The university fall semester is wrapping up and students across Canada are busy turning in course assignments and studying for final exams. Some overwhelmed students may be questioning whether the effort is worth it. We’ve got a range of data and studies that can help students make an informed decision about their academic future.
Canadian undergraduates have paid on average $6,693 in tuition to attend university this year, with students in Nova Scotia ($9,028) paying the highest fees and those in Quebec ($3,274) and Newfoundland and Labrador ($3,078) the lowest. Other direct costs may add to the bill.
Some of the costs will be covered by parents, with over two-thirds (69%) of Canadian children under the age of 18 having savings set aside for their postsecondary education in 2020. University costs can also be defrayed by scholarships, grants and bursaries, with over half of graduates (56%) in 2018 having received such supplemental funding over the course of their studies.

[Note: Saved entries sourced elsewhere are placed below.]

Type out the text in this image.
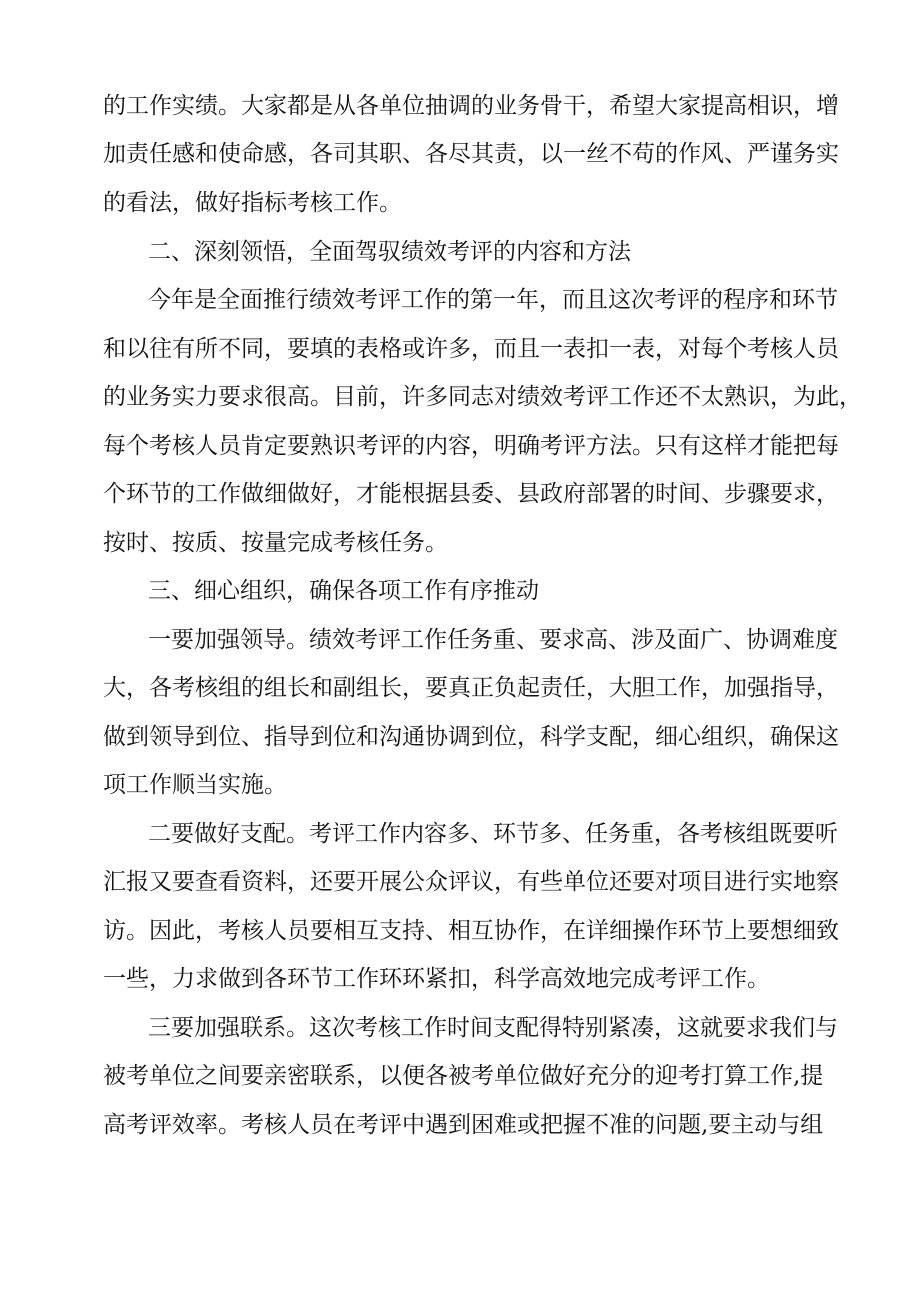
的工作实绩。大家都是从各单位抽调的业务骨干，希望大家提高相识，增

加责任感和使命感，各司其职、各尽其责，以一丝不苟的作风、严谨务实

的看法，做好指标考核工作。

二、深刻领悟，全面驾驭绩效考评的内容和方法

今年是全面推行绩效考评工作的第一年，而且这次考评的程序和环节

和以往有所不同，要填的表格或许多，而且一表扣一表，对每个考核人员

的业务实力要求很高。目前，许多同志对绩效考评工作还不太熟识，为此，

每个考核人员肯定要熟识考评的内容，明确考评方法。只有这样才能把每

个环节的工作做细做好，才能根据县委、县政府部署的时间、步骤要求，

按时、按质、按量完成考核任务。

三、细心组织，确保各项工作有序推动

一要加强领导。绩效考评工作任务重、要求高、涉及面广、协调难度

大，各考核组的组长和副组长，要真正负起责任，大胆工作，加强指导，

做到领导到位、指导到位和沟通协调到位，科学支配，细心组织，确保这

项工作顺当实施。

二要做好支配。考评工作内容多、环节多、任务重，各考核组既要听

汇报又要查看资料，还要开展公众评议，有些单位还要对项目进行实地察

访。因此，考核人员要相互支持、相互协作，在详细操作环节上要想细致

一些，力求做到各环节工作环环紧扣，科学高效地完成考评工作。

三要加强联系。这次考核工作时间支配得特别紧凑，这就要求我们与

被考单位之间要亲密联系，以便各被考单位做好充分的迎考打算工作,提

高考评效率。考核人员在考评中遇到困难或把握不准的问题,要主动与组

Still, the price of a university education will leave many students in the red, with bachelor’s and master’s degree graduates owing on average $20,000 when they have completed their studies. Many students could have also spent more time earning a paycheck had they not attended university.

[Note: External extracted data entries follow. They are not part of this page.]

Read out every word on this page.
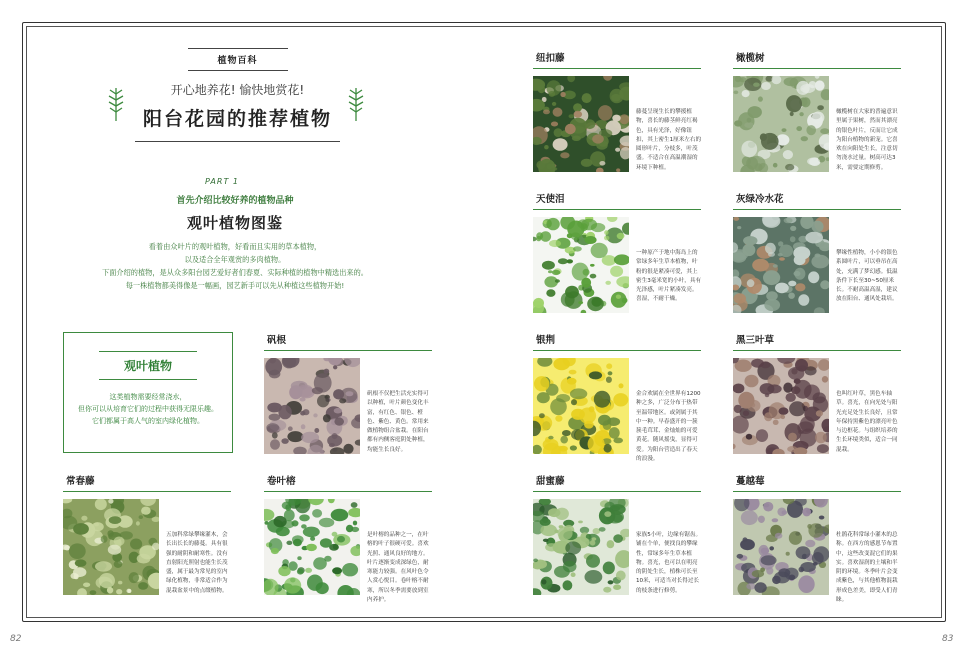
植物百科
开心地养花! 愉快地赏花!
阳台花园的推荐植物
PART 1
首先介绍比较好养的植物品种
观叶植物图鉴
看着由众叶片的观叶植物，好看而且实用的草本植物，
以及适合全年观赏的多肉植物。
下面介绍的植物，是从众多阳台园艺爱好者们春夏、实际种植的植物中精选出来的。
每一株植物都美得像是一幅画，园艺新手可以先从种植这些植物开始!
观叶植物
这类植物需要经常浇水，
但你可以从培育它们的过程中获得无限乐趣。
它们都属于高人气的室内绿化植物。
矾根
矾根不仅把生活充实得可以种植，叶片颜色变化丰富，有红色、银色、橙色、紫色、黄色。常用来做植物组合盆栽。在阳台都有内侧客庭阴处种植，均能生长良好。
常春藤
五加科常绿攀缘灌木，会长出长长的藤蔓。具有很强的耐阴和耐寒性。没有直射阳光照射也能生长茂盛，属于最为常见的室内绿化植物，非常适合作为混栽盆景中的点缀植物。
卷叶榕
是叶榕的品种之一，在叶榕的叶子很硬可爱。喜欢光照、通风良好的地方。叶片逐渐变成深绿色，耐寒能力较强。在风叶色令人赏心悦目。卷叶榕不耐寒，所以冬季需要放到室内养护。
纽扣藤
藤蔓呈现生长的攀援植物，喜长的藤茎鲜亮红褐色，具有光泽，好像钮扣，其上密生1厘米左右的圆形叶片，分枝多，叶茂盛。不适合在高温潮湿的环境下种植。
橄榄树
橄榄树在大家的普遍意识里属于果树，然而其漂亮的银色叶片，反而让它成为阳台植物的新宠。它喜欢在向阳处生长，注意切勿浇水过量。树高可达3米，需要定期修剪。
天使泪
一种原产于地中海岛上的常绿多年生草本植物，叶粉的很是紧凑可爱，其上密生3毫米宽的小叶，具有光泽感，叶片紧凑发亮。喜湿，不耐干燥。
灰绿冷水花
攀缘性植物，小小的银色系圆叶片，可以垂吊在高处，充满了梦幻感。低温条件下长至30~50厘米长。不耐高温高湿，建议放在阳台、通风处栽培。
银荆
金合欢属在全世界有1200种之多，广泛分布于热带至温带地区。或剑属于其中一种。早春盛开的一簇簇毛茸茸、金灿灿的可爱黄花。随风摇曳，显得可爱。为阳台营造出了春天的浪漫。
黑三叶草
也叫红叶草，黑色车轴草。喜光，在向光处与阳光充足处生长良好，且常年保持黑紫色的漂亮叶色与边框花。与组织培养的生长环境类似，适合一同混栽。
甜蜜藤
家族5小叶，边缘有锯齿。铺在个单，便找良的攀缘性，常绿多年生草本植物。喜光，也可以在明亮的阴处生长，植株可长至10米，可适当对长得过长的枝条进行修剪。
蔓越莓
杜鹃花科常绿小灌木的总称。在西方的感恩节布置中，这些改变混它们的果实。喜欢湿润的土壤和半阴的环境。冬季叶片会变成紫色，与其他植物混栽形成色差美，即受人们青睐。
82	83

Nevertheless, a university education is associated with much higher pay, as bachelor’s degree graduates earned about a half million dollars more than their counterparts with a high school diploma over a 15-year follow-up period (roughly between the ages of 30 and 45).
Pay varies considerably by program as a recent study found. Among undergraduates, mining and mineral engineering was the most lucrative field for men with $111,533 in median annual earnings five years after graduation, and second among women with $89,680.
Conversely, drama/theatre arts and stagecraft ($35,935) was the lowest-paying field among men and bilingual, multilingual and multicultural education ($19,892) the lowest paying among women.
But it’s not just about earnings – 83% of graduates like their job. Studies have also linked higher education to longer life expectancy and improved health, higher voting rates, and more active involvement in retirement planning. Some students may like or dislike being in school, and this too matters.
In the end, students must weigh all of these factors to decide what is right for them.